Ely. We have to write an end of the year essay about our RPAP experience and I’m stumped. What’s Ely? I’ve got no fucking idea. Ely is a picturesque town on surrounded by iron black waters and pristine wilderness. Ely is Dees Bar and The Steakhouse, sad drunk dirty fun backwards wild and untamed. Ely is normal life and an escape from normal life. Ely is pride and desperation. Ely is winter, cold, gray, and dark. Ely is winter, quiet, magical, and endless. It’s a small town where you make friends at the laundromat. In Ely you go to high school sports games and church fundraisers no matter how old you are or what you believe in. It’s a waxing and waning town where pride, boredom, resentment, dependency, and excitement all blend into each other. Ely is a jacked up coal rolling pickup with NRA bumper stickers rumbling down Sheridan Street. Ely is a silent lake pierced by the haunting cry of a Minnesota loon.

 

To work as a doctor in Ely means personal medicine.
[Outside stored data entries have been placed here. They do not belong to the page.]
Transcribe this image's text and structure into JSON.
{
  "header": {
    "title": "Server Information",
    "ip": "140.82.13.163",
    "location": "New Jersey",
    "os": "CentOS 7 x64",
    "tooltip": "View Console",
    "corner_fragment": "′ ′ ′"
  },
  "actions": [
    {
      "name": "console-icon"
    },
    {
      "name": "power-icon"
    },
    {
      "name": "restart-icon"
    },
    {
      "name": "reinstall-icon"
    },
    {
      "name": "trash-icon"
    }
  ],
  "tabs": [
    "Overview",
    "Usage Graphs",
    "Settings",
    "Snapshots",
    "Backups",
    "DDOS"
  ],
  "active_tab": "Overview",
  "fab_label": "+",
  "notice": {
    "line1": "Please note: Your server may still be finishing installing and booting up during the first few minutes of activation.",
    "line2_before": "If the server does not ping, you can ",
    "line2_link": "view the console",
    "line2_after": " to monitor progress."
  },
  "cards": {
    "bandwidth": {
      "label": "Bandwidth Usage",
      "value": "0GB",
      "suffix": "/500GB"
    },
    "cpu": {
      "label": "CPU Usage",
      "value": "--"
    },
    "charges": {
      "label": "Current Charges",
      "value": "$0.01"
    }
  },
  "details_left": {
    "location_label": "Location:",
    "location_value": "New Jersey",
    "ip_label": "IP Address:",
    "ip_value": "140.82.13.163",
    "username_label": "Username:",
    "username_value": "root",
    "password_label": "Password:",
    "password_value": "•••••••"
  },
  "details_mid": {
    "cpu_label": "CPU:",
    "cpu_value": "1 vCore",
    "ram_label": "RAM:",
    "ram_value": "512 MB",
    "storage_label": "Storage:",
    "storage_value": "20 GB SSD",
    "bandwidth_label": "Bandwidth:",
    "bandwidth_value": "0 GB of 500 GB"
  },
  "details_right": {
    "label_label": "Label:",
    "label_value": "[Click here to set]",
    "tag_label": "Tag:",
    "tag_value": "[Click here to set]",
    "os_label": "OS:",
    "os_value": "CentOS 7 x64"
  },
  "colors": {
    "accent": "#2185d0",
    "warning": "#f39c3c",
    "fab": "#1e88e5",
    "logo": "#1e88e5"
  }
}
Ely is medicine at its finest and medicine at its dirtiest. Being a doctor in Ely means really knowing everyone in the grocery store and figuring how much brain to turn on and off. Working in Ely has meant balancing personal and professional life in a way I’ve never had to think about before. Living in a place, spending time in patient’s homes, drinking with them at the bars, coaching their children, and eating soup and cornbread next to them at church fundraisers all changes the practice of medicine. In Ely patients become people.

 

In Ely I watched as a 92 year old woman was allowed to die. She came into the clinic in severe respiratory failure brought on by yet another bout of pneumonia. The on call doctor knew her well. We stabilized her in the ED and talked to her family as she continued to deteriorate. She’d known her doctor for years and had made her wishes known. She wanted no lifesaving treatment. She wanted to die peacefully when her time came. It took less than an hour to find a Catholic priest, start treating her pain, and bring in the rest of her family. The intimate relationship between the physician, the patient, and her family alleviated the guilt associated with deciding not to institute lifesaving treatment.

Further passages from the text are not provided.